- Associated Press - Wednesday, January 22, 2014

LINCOLN, Neb. (AP) - Plans for a new Lincoln career center hinge on ballots being mailed out Wednesday asking voters to approve a $153 million bond measure.

The measure is aimed primarily at providing new schools and additions and renovations at existing school buildings. But it would direct $12.5 million for the district’s half of the proposed Capitol Career Center.

The Lancaster County election commissioner’s office will mail ballots Wednesday, and voters must have them back by Feb. 11, the Lincoln Journal Star said (https://bit.ly/1dvj5x0 ).

The career center would be a joint project of Lincoln Public Schools and Southeast Community College. The two-story building would sit on the southwest corner of the college campus on the east side of Lincoln.

The center would provide students with hands-on experience in various manufacturing and technical fields. But John Neal, assistant to the district superintendent, said the center would not be arranged as a job-training site. He said it would provide exposure and hands-on experience in careers of the students’ choice.

The center is modeled after the East Valley Institute of Technology in Mesa, Ariz., which serves 10 school districts and offers credits in 35 occupation-specific programs.
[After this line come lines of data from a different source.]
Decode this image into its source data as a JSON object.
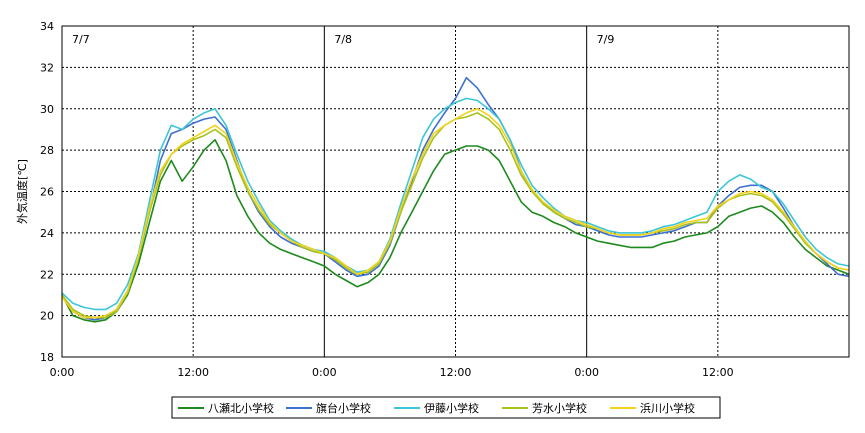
{
  "chart_data": {
    "type": "line",
    "title": "",
    "xlabel": "",
    "ylabel": "外気温度[℃]",
    "ylim": [
      18,
      34
    ],
    "yticks": [
      "18",
      "20",
      "22",
      "24",
      "26",
      "28",
      "30",
      "32",
      "34"
    ],
    "xlim": [
      0,
      72
    ],
    "xticks": [
      {
        "x": 0,
        "label": "0:00"
      },
      {
        "x": 12,
        "label": "12:00"
      },
      {
        "x": 24,
        "label": "0:00"
      },
      {
        "x": 36,
        "label": "12:00"
      },
      {
        "x": 48,
        "label": "0:00"
      },
      {
        "x": 60,
        "label": "12:00"
      }
    ],
    "day_labels": [
      {
        "x": 0,
        "label": "7/7"
      },
      {
        "x": 24,
        "label": "7/8"
      },
      {
        "x": 48,
        "label": "7/9"
      }
    ],
    "legend_position": "bottom",
    "x": [
      0,
      1,
      2,
      3,
      4,
      5,
      6,
      7,
      8,
      9,
      10,
      11,
      12,
      13,
      14,
      15,
      16,
      17,
      18,
      19,
      20,
      21,
      22,
      23,
      24,
      25,
      26,
      27,
      28,
      29,
      30,
      31,
      32,
      33,
      34,
      35,
      36,
      37,
      38,
      39,
      40,
      41,
      42,
      43,
      44,
      45,
      46,
      47,
      48,
      49,
      50,
      51,
      52,
      53,
      54,
      55,
      56,
      57,
      58,
      59,
      60,
      61,
      62,
      63,
      64,
      65,
      66,
      67,
      68,
      69,
      70,
      71,
      72
    ],
    "series": [
      {
        "name": "八瀬北小学校",
        "color": "#1e8a1e",
        "values": [
          21.0,
          20.0,
          19.8,
          19.7,
          19.8,
          20.2,
          21.0,
          22.5,
          24.5,
          26.5,
          27.5,
          26.5,
          27.2,
          28.0,
          28.5,
          27.5,
          25.8,
          24.8,
          24.0,
          23.5,
          23.2,
          23.0,
          22.8,
          22.6,
          22.4,
          22.0,
          21.7,
          21.4,
          21.6,
          22.0,
          22.8,
          24.0,
          25.0,
          26.0,
          27.0,
          27.8,
          28.0,
          28.2,
          28.2,
          28.0,
          27.5,
          26.5,
          25.5,
          25.0,
          24.8,
          24.5,
          24.3,
          24.0,
          23.8,
          23.6,
          23.5,
          23.4,
          23.3,
          23.3,
          23.3,
          23.5,
          23.6,
          23.8,
          23.9,
          24.0,
          24.3,
          24.8,
          25.0,
          25.2,
          25.3,
          25.0,
          24.5,
          23.8,
          23.2,
          22.8,
          22.4,
          22.2,
          22.0
        ]
      },
      {
        "name": "旗台小学校",
        "color": "#3f6fcf",
        "values": [
          21.0,
          20.2,
          19.9,
          19.8,
          19.9,
          20.3,
          21.2,
          22.8,
          25.0,
          27.5,
          28.8,
          29.0,
          29.3,
          29.5,
          29.6,
          29.0,
          27.5,
          26.0,
          25.0,
          24.3,
          23.8,
          23.5,
          23.3,
          23.1,
          23.0,
          22.6,
          22.2,
          21.9,
          22.0,
          22.4,
          23.4,
          25.0,
          26.5,
          28.0,
          29.0,
          29.8,
          30.5,
          31.5,
          31.0,
          30.2,
          29.5,
          28.5,
          27.0,
          26.0,
          25.5,
          25.0,
          24.7,
          24.4,
          24.3,
          24.1,
          23.9,
          23.8,
          23.8,
          23.8,
          23.9,
          24.0,
          24.1,
          24.3,
          24.5,
          24.5,
          25.3,
          25.8,
          26.2,
          26.3,
          26.3,
          26.0,
          25.2,
          24.3,
          23.5,
          23.0,
          22.5,
          22.0,
          21.9
        ]
      },
      {
        "name": "伊藤小学校",
        "color": "#3cc6d8",
        "values": [
          21.1,
          20.6,
          20.4,
          20.3,
          20.3,
          20.6,
          21.5,
          23.0,
          25.5,
          28.0,
          29.2,
          29.0,
          29.5,
          29.8,
          30.0,
          29.2,
          27.8,
          26.5,
          25.5,
          24.6,
          24.1,
          23.7,
          23.4,
          23.2,
          23.1,
          22.8,
          22.4,
          22.1,
          22.2,
          22.6,
          23.7,
          25.4,
          27.0,
          28.6,
          29.5,
          30.0,
          30.3,
          30.5,
          30.4,
          30.0,
          29.5,
          28.5,
          27.3,
          26.3,
          25.7,
          25.2,
          24.8,
          24.6,
          24.5,
          24.3,
          24.1,
          24.0,
          24.0,
          24.0,
          24.1,
          24.3,
          24.4,
          24.6,
          24.8,
          25.0,
          26.0,
          26.5,
          26.8,
          26.6,
          26.2,
          26.0,
          25.4,
          24.6,
          23.8,
          23.2,
          22.8,
          22.5,
          22.4
        ]
      },
      {
        "name": "芳水小学校",
        "color": "#a8c21c",
        "values": [
          21.0,
          20.3,
          20.0,
          19.9,
          19.9,
          20.2,
          21.1,
          22.8,
          25.0,
          26.8,
          27.8,
          28.2,
          28.5,
          28.7,
          29.0,
          28.6,
          27.2,
          26.0,
          25.1,
          24.4,
          24.0,
          23.6,
          23.3,
          23.1,
          23.0,
          22.7,
          22.3,
          22.0,
          22.1,
          22.5,
          23.5,
          25.0,
          26.3,
          27.6,
          28.6,
          29.2,
          29.5,
          29.6,
          29.8,
          29.5,
          29.0,
          28.0,
          26.8,
          26.0,
          25.4,
          25.0,
          24.7,
          24.5,
          24.3,
          24.2,
          24.0,
          23.9,
          23.9,
          23.9,
          24.0,
          24.1,
          24.2,
          24.4,
          24.5,
          24.5,
          25.2,
          25.6,
          25.8,
          25.9,
          25.8,
          25.5,
          24.9,
          24.2,
          23.5,
          23.0,
          22.6,
          22.3,
          22.2
        ]
      },
      {
        "name": "浜川小学校",
        "color": "#f2d21c",
        "values": [
          20.9,
          20.2,
          19.9,
          19.9,
          20.0,
          20.3,
          21.2,
          22.9,
          25.2,
          27.0,
          27.8,
          28.3,
          28.6,
          28.9,
          29.2,
          28.8,
          27.4,
          26.2,
          25.3,
          24.5,
          24.0,
          23.6,
          23.4,
          23.2,
          23.0,
          22.8,
          22.4,
          22.0,
          22.2,
          22.6,
          23.6,
          25.2,
          26.6,
          27.8,
          28.8,
          29.2,
          29.5,
          29.8,
          30.0,
          29.7,
          29.2,
          28.3,
          27.0,
          26.1,
          25.5,
          25.1,
          24.8,
          24.6,
          24.4,
          24.2,
          24.0,
          23.9,
          23.9,
          23.9,
          24.0,
          24.2,
          24.3,
          24.5,
          24.6,
          24.7,
          25.3,
          25.6,
          25.9,
          26.0,
          25.9,
          25.6,
          25.0,
          24.3,
          23.6,
          23.0,
          22.6,
          22.3,
          22.2
        ]
      }
    ]
  }
}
Richard Katt, director of career education for the Nebraska Department of Education, said that under the Lincoln program, the college would offer dual credit that students could use for specific certification, associate or four-year degrees.

The Millard and Grand Island school districts have similar programs, Katt said, and Omaha Public Schools has a construction trades program and the Papillion-La Vista district has one for health sciences.

Nick Cusick, president of Bison Inc., has been pushing the idea of a local career center for some time because of the need for employees skilled in welding and other trades.

He’d visited the Arizona center, he said.

“I guess what was really impressive was how the kids are really there because they want to be there. It wasn’t a place kids were sent,” Cusick said. “It’s not exclusively to train welders or machine operators or practical nurses or those trades … I think this is all about keeping kids on the educational bus as long as it’s appropriate for them.”